Saturday, November 9, 2013

Dinner for One

'Living on earth is expensive, but it does include a free trip around the sun once a year'

The Ranger squinted at me through the dirty, cracked windscreen and in a monotonic voice said,
'Jane turned her 4WD over sixty kilometres down the track. She and the kids are being flown to hospital with the Royal Flying Doctor'

I carried the battered contents of Jane's car inside the house and sat down, alone. Just me and my soup. I ate the bread. Silently, I photographed my soup on film.

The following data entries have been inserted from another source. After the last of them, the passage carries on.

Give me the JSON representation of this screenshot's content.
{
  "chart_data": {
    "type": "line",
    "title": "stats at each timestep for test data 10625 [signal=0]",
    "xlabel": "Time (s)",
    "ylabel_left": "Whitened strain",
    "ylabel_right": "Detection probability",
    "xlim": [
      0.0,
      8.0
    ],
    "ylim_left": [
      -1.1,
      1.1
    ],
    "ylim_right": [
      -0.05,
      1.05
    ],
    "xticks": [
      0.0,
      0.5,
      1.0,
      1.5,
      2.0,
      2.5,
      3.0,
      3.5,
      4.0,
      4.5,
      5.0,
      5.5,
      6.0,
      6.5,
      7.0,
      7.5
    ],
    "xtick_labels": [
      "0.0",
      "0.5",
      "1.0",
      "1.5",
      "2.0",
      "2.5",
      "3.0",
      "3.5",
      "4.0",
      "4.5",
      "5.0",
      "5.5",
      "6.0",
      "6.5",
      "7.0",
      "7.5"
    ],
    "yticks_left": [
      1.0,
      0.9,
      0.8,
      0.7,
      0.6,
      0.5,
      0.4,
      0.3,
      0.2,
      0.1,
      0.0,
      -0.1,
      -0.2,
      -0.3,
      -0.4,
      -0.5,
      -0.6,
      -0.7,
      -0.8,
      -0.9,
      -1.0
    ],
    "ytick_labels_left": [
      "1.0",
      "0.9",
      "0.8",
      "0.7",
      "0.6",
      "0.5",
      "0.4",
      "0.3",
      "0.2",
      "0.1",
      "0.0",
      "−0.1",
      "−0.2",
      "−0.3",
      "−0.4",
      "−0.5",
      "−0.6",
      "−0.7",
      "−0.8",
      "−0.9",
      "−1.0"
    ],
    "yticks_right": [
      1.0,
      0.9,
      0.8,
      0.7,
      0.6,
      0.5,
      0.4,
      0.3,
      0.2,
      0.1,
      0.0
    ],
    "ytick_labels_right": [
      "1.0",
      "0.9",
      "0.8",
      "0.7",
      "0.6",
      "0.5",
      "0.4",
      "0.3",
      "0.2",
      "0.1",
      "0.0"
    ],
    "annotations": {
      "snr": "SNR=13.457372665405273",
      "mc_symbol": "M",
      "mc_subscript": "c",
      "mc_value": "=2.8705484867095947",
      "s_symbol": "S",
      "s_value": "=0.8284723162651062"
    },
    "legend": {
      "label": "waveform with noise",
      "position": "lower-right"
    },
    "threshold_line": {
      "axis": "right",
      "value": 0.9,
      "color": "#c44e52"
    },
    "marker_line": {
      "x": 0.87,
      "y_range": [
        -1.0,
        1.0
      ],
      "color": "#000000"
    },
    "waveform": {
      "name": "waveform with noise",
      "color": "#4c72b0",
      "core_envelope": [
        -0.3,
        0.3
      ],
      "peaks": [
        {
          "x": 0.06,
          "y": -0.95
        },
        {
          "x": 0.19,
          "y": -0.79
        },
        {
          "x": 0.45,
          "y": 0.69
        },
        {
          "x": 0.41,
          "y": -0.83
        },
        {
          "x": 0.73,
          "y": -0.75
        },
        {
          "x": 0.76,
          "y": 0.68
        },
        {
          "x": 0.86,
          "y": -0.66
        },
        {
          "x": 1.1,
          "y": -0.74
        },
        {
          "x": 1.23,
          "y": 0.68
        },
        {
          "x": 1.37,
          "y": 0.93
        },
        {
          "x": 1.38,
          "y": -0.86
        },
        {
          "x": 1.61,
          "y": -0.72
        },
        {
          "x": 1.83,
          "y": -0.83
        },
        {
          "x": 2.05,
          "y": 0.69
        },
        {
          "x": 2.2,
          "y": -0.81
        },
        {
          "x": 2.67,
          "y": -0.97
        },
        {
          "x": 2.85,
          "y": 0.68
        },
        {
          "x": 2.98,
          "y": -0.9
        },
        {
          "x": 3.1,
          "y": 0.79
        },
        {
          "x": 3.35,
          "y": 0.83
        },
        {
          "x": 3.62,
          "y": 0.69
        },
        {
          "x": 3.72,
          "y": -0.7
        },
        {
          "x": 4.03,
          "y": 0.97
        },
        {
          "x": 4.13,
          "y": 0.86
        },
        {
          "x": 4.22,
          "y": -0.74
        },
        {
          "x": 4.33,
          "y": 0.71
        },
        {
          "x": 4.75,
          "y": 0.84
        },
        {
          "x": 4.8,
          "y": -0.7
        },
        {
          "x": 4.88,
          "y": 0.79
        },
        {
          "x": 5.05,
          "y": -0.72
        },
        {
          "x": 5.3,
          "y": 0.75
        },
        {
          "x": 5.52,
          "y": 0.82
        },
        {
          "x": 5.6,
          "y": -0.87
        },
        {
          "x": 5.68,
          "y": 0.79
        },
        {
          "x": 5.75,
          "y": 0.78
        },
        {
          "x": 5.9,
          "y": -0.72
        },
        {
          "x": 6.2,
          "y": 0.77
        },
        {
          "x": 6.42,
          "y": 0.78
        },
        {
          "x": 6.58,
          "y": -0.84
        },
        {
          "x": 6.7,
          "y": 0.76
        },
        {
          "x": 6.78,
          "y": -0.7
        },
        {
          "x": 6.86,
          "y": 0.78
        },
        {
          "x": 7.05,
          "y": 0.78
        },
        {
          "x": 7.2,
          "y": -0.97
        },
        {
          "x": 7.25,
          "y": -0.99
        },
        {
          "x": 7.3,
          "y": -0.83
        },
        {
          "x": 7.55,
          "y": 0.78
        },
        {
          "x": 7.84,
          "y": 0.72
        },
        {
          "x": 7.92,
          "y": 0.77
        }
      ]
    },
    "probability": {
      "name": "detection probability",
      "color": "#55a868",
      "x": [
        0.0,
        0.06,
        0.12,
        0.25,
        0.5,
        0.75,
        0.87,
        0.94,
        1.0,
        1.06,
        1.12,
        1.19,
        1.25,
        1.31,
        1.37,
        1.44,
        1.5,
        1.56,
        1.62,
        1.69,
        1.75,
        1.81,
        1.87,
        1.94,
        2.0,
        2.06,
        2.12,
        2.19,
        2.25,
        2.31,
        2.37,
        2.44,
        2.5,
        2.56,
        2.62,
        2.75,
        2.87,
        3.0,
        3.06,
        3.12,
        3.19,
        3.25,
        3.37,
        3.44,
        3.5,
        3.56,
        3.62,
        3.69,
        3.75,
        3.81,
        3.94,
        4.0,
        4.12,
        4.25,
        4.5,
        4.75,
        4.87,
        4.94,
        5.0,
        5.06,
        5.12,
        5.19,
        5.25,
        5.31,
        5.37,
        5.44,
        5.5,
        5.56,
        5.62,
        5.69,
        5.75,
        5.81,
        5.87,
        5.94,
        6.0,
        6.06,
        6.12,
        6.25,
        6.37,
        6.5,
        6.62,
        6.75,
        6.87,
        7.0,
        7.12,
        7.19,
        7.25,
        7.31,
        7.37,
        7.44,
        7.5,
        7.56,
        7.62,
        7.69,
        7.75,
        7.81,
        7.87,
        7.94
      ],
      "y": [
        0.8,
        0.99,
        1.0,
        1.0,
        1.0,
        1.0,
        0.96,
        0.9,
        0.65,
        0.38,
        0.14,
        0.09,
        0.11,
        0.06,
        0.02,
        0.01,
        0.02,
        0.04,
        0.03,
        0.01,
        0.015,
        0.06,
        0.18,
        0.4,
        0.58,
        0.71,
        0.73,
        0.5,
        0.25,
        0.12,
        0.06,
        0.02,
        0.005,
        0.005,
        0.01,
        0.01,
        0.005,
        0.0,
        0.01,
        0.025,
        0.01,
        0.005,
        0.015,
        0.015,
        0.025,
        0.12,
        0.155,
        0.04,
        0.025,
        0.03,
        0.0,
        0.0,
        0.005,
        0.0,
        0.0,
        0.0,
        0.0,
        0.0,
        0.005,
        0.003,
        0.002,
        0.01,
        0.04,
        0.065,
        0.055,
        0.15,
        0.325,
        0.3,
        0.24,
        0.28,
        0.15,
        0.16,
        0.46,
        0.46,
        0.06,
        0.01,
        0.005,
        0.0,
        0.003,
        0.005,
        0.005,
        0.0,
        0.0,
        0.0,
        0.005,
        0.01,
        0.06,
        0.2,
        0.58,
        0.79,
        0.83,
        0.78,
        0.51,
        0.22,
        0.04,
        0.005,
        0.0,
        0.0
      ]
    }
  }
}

Through the window of the dining room I could see the southern tip of Dirk Hartog Island under a full moon. I was sitting alone in a large sprawling stone mansion just fifty metres from the Indian Ocean just east of Steep Point. Apart from the Ranger's cottage this was the western most house in Australia.

What set out to be  a week of private coaching for my student Jane ended up being a week of a Robinson Crusoe existence on one of the world's most exotic shorelines.

The difference was I was in a massive three wing building with an auto-start power plant, my own desalination system and a cellar with a hundred bottles of the finest wines.

There was no vehicle, no telephone, no radio, no television. I did have a camera, twenty rolls of film, a fishing line and a feeling of trepidation being on my own in this magical place.

The moon shone through the open window of my west wing bedroom and, aided by a bottle of fine red wine, I pondered what I would do for a week, on my own, in this remote, romantic location. Except for the gentle lapping of the waves on a moonlit shore there was nothing. Not even a friendly mosquito. My mind drifted to places I'd adventured in and faces I had imaged.